Israël. Halte à la construction du mur dans les territoires occupés !

Je demande au Conseil fédéral d'effectuer au plus vite les deux démarches suivantes:
1. l'évaluation de la faisabilité d'une rencontre des parties contractantes des Conventions de Genève du 12 août 1949 pour examiner la question de la construction du mur israélien dans les territoires occupés; cet examen devrait notamment porter sur la compatibilité de cette construction avec la protection des personnes et le droit international;
2. le cas échéant, la convocation par la Suisse, en sa qualité d'Etat dépositaire des Conventions de Genève du 12 août 1949, d'une telle réunion.

Développement
La Constitution suisse garantit, entre autres, au titre de droits fondamentaux, le droit à la vie et à la liberté personnelle, notamment à la liberté de mouvement (art. 10), la garantie de la propriété (art. 26) et la liberté économique qui recouvre le libre accès à une activité économique lucrative et son libre exercice (art. 27).
Ces droits, qui se réfèrent notamment aux droits humains tels qu'ils ressortent de la Déclaration universelle des droits de l'homme, adoptée le 10 décembre 1948 par l'Assemblée des Nations Unies, sont reconnus par nombre d'Etats comme, du reste, toute une panoplie d'instruments supranationaux tels qu'accords, conventions et autres protocoles. Parmi ceux-ci, il convient de relever les Conventions de Genève, adoptées le 12 août 1949, et leurs protocoles additionnels du 8 juin 1977.
Ces droits sont bafoués par la construction par Israël, membre de l'ONU et signataire des Conventions de Genève, d'une "clôture de sécurité" - qui s'apparente bien plus à un mur de séparation digne de n'importe quel système d'apartheid ou de ghetto - ce qui constitue une violation évidente des droits des Palestiniens et Palestiniennes qui devraient pourtant être garantis par toute puissance occupante.
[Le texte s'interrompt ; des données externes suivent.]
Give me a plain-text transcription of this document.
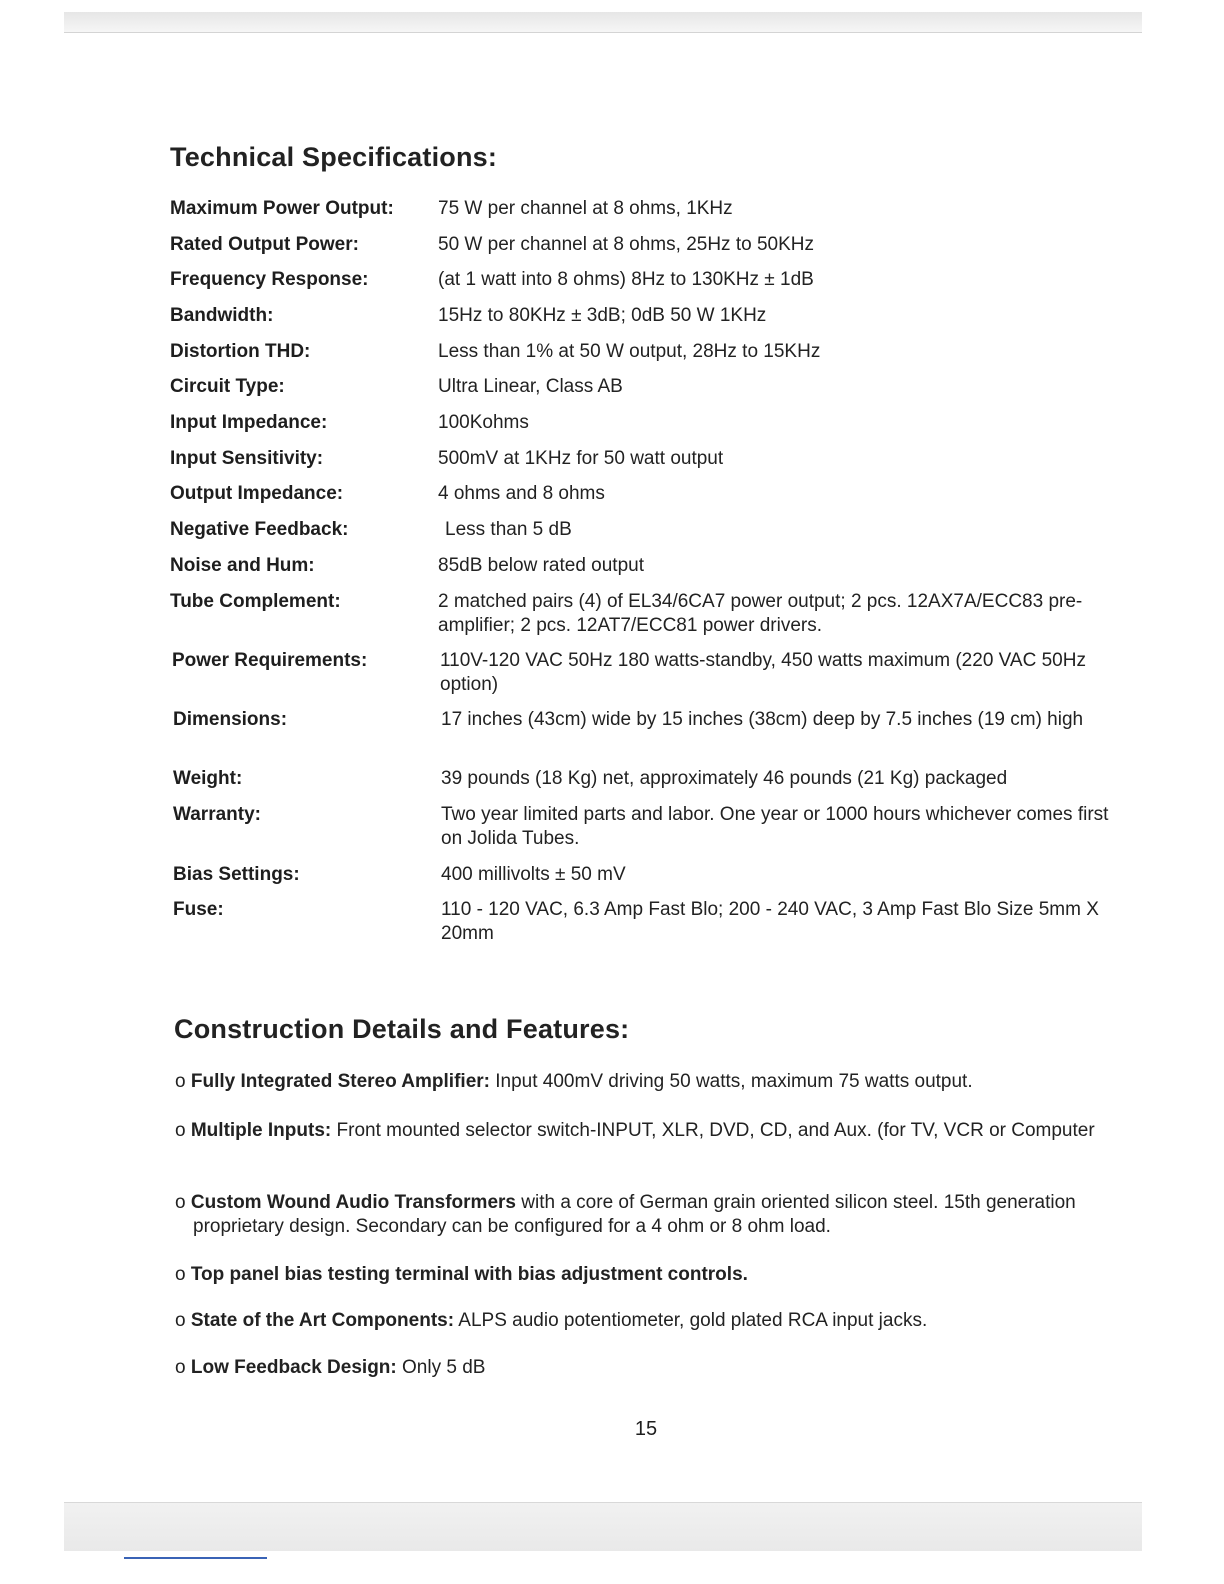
Technical Specifications:
Maximum Power Output: 75 W per channel at 8 ohms, 1KHz
Rated Output Power:	50 W per channel at 8 ohms, 25Hz to 50KHz
Frequency Response:	(at 1 watt into 8 ohms) 8Hz to 130KHz ± 1dB
Bandwidth:	15Hz to 80KHz ± 3dB; 0dB 50 W 1KHz
Distortion THD:	Less than 1% at 50 W output, 28Hz to 15KHz
Circuit Type:	Ultra Linear, Class AB
Input Impedance:	100Kohms
Input Sensitivity:	500mV at 1KHz for 50 watt output
Output Impedance:	4 ohms and 8 ohms
Negative Feedback:	Less than 5 dB
Noise and Hum:	85dB below rated output
Tube Complement:	2 matched pairs (4) of EL34/6CA7 power output; 2 pcs. 12AX7A/ECC83 pre-amplifier; 2 pcs. 12AT7/ECC81 power drivers.
Power Requirements:	110V-120 VAC 50Hz 180 watts-standby, 450 watts maximum (220 VAC 50Hz option)
Dimensions:	17 inches (43cm) wide by 15 inches (38cm) deep by 7.5 inches (19 cm) high
Weight:	39 pounds (18 Kg) net, approximately 46 pounds (21 Kg) packaged
Warranty:	Two year limited parts and labor. One year or 1000 hours whichever comes first on Jolida Tubes.
Bias Settings:	400 millivolts ± 50 mV
Fuse:	110 - 120 VAC, 6.3 Amp Fast Blo; 200 - 240 VAC, 3 Amp Fast Blo Size 5mm X 20mm
Construction Details and Features:
o Fully Integrated Stereo Amplifier: Input 400mV driving 50 watts, maximum 75 watts output.
o Multiple Inputs: Front mounted selector switch-INPUT, XLR, DVD, CD, and Aux. (for TV, VCR or Computer
o Custom Wound Audio Transformers with a core of German grain oriented silicon steel. 15th generation proprietary design. Secondary can be configured for a 4 ohm or 8 ohm load.
o Top panel bias testing terminal with bias adjustment controls.
o State of the Art Components: ALPS audio potentiometer, gold plated RCA input jacks.
o Low Feedback Design: Only 5 dB
15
Ce fait est du reste reconnu par de nombreuses autorités à travers le monde.
Ainsi, le Conseil fédéral a notamment déclaré, dans sa réponse à l'interpellation 03.3512 Vermot, que "le droit international humanitaire dispose que la puissance occupante peut prendre des mesures de sécurité; néanmoins ces mesures ne peuvent pas porter atteinte aux droits fondamentaux des personnes protégées. Or, la construction du mur aggrave les restrictions à la liberté de circulation des Palestiniens et limite l'accès de la population aux postes de travail, à leurs terres, aux soins de santé et à l'éducation". Le Conseil fédéral ajoute encore que "le tracé (de ce mur) risque de mener à une annexion de facto de terres palestiniennes de Cisjordanie par Israël" et que "jointe à l'expansion continue des colonies de peuplement et des infrastructures notamment routières en Cisjordanie et à Gaza, la construction du mur apparaît comme un obstacle à la réalisation de la vision de deux Etats vivant côte à côte en paix et dans la sécurité".
Ailleurs dans le monde, on a porté le même jugement sur la construction de ce mur.
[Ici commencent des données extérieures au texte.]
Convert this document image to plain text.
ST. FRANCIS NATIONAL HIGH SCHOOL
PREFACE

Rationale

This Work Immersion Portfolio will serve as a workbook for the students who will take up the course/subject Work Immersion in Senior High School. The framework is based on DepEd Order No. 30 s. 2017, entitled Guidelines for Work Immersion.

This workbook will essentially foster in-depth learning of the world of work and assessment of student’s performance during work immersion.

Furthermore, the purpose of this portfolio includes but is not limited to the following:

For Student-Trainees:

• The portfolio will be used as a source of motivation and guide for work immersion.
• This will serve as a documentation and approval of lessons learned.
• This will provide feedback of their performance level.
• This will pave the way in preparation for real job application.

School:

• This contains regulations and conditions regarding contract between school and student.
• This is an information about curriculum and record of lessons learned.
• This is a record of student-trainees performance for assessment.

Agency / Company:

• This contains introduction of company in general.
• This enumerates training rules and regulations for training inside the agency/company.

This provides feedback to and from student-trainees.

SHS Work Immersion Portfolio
Par exemple, au niveau parlementaire, le Comité pour le Développement international de la Chambre des Communes anglaise a adopté, à l'unanimité, un rapport qui conclut notamment que "le mur met la viabilité d'un futur Etat palestinien en péril" (International Development Committee, "Development Assistance and the Occupied Palestinian Territories. Second report of session 2003-2004". Volumes I and II. HC 230-1, 15.01.04).
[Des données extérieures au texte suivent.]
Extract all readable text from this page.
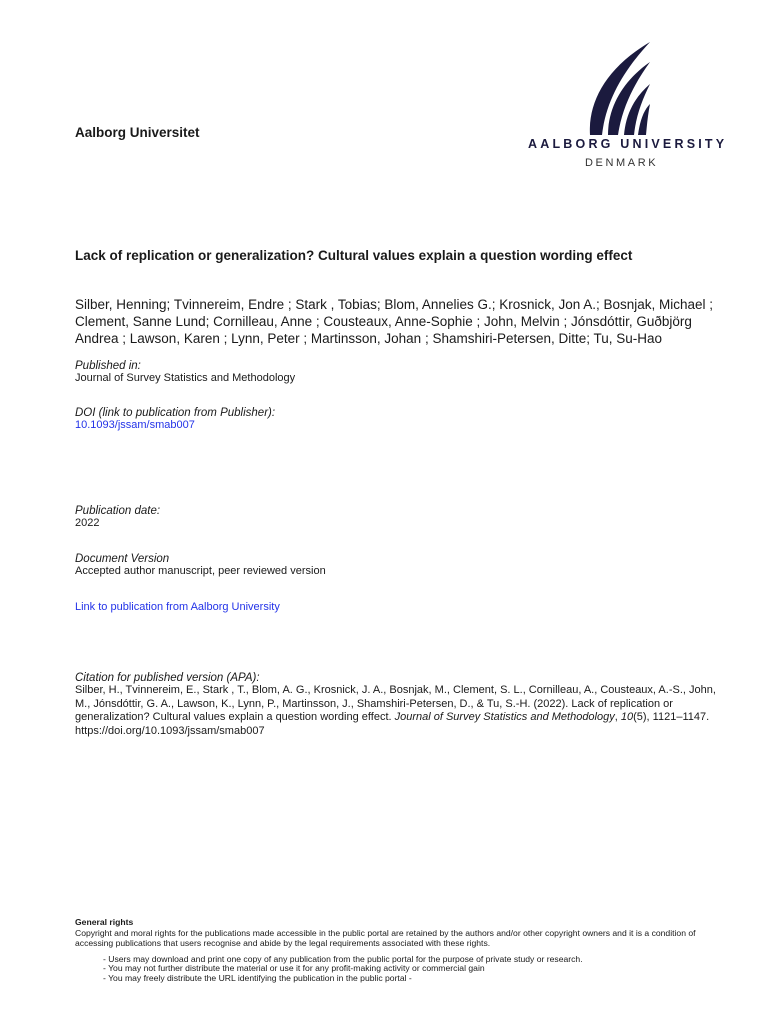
Aalborg Universitet
AALBORG UNIVERSITY
DENMARK
Lack of replication or generalization? Cultural values explain a question wording effect
Silber, Henning; Tvinnereim, Endre ; Stark , Tobias; Blom, Annelies G.; Krosnick, Jon A.; Bosnjak, Michael ; Clement, Sanne Lund; Cornilleau, Anne ; Cousteaux, Anne-Sophie ; John, Melvin ; Jónsdóttir, Guðbjörg Andrea ; Lawson, Karen ; Lynn, Peter ; Martinsson, Johan ; Shamshiri-Petersen, Ditte; Tu, Su-Hao
Published in:
Journal of Survey Statistics and Methodology
DOI (link to publication from Publisher):
10.1093/jssam/smab007
Publication date:
2022
Document Version
Accepted author manuscript, peer reviewed version
Link to publication from Aalborg University
Citation for published version (APA):
Silber, H., Tvinnereim, E., Stark , T., Blom, A. G., Krosnick, J. A., Bosnjak, M., Clement, S. L., Cornilleau, A., Cousteaux, A.-S., John, M., Jónsdóttir, G. A., Lawson, K., Lynn, P., Martinsson, J., Shamshiri-Petersen, D., & Tu, S.-H. (2022). Lack of replication or generalization? Cultural values explain a question wording effect. Journal of Survey Statistics and Methodology, 10(5), 1121–1147. https://doi.org/10.1093/jssam/smab007
General rights
Copyright and moral rights for the publications made accessible in the public portal are retained by the authors and/or other copyright owners and it is a condition of accessing publications that users recognise and abide by the legal requirements associated with these rights.
- Users may download and print one copy of any publication from the public portal for the purpose of private study or research.
- You may not further distribute the material or use it for any profit-making activity or commercial gain
- You may freely distribute the URL identifying the publication in the public portal -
Ou encore, au niveau supranational, l'Assemblée générale des Nations Unies a adopté, à l'initiative de l'Italie au nom de l'Union européenne, la résolution ES-10/13 qui notamment "exige qu'Israël arrête et inverse les travaux de construction du mur dans le territoire palestinien occupé, y compris à Jérusalem-Est et alentour, qui s'écarte de la Ligne d'armistice de 1949 et qui est contraire aux dispositions pertinentes du droit international".
Seulement, voilà, pendant ce temps, les travaux continuent. Environ 180 kilomètres de ce mur ont été construits, sur une longueur totale de 687 kilomètres, et le temps joue contre celles et ceux qui cherchent une paix durable. Or, celle-ci passe, j'en suis convaincue, par la création d'un Etat palestinien qui ne soit pas un Bantoustan, mais un voisin d'Israël à la capacité économique suffisante pour se développer.
Pour cela, il convient de mettre la pression de toutes les manières pacifiques possibles. Une rencontre des parties contractantes des Conventions de Genève du 12 août 1949 peut, semble-t-il, constituer une démarche pleine de sens pour peu qu'elle intervienne rapidement, ce qui dépend de la bonne volonté du Consei fédéral!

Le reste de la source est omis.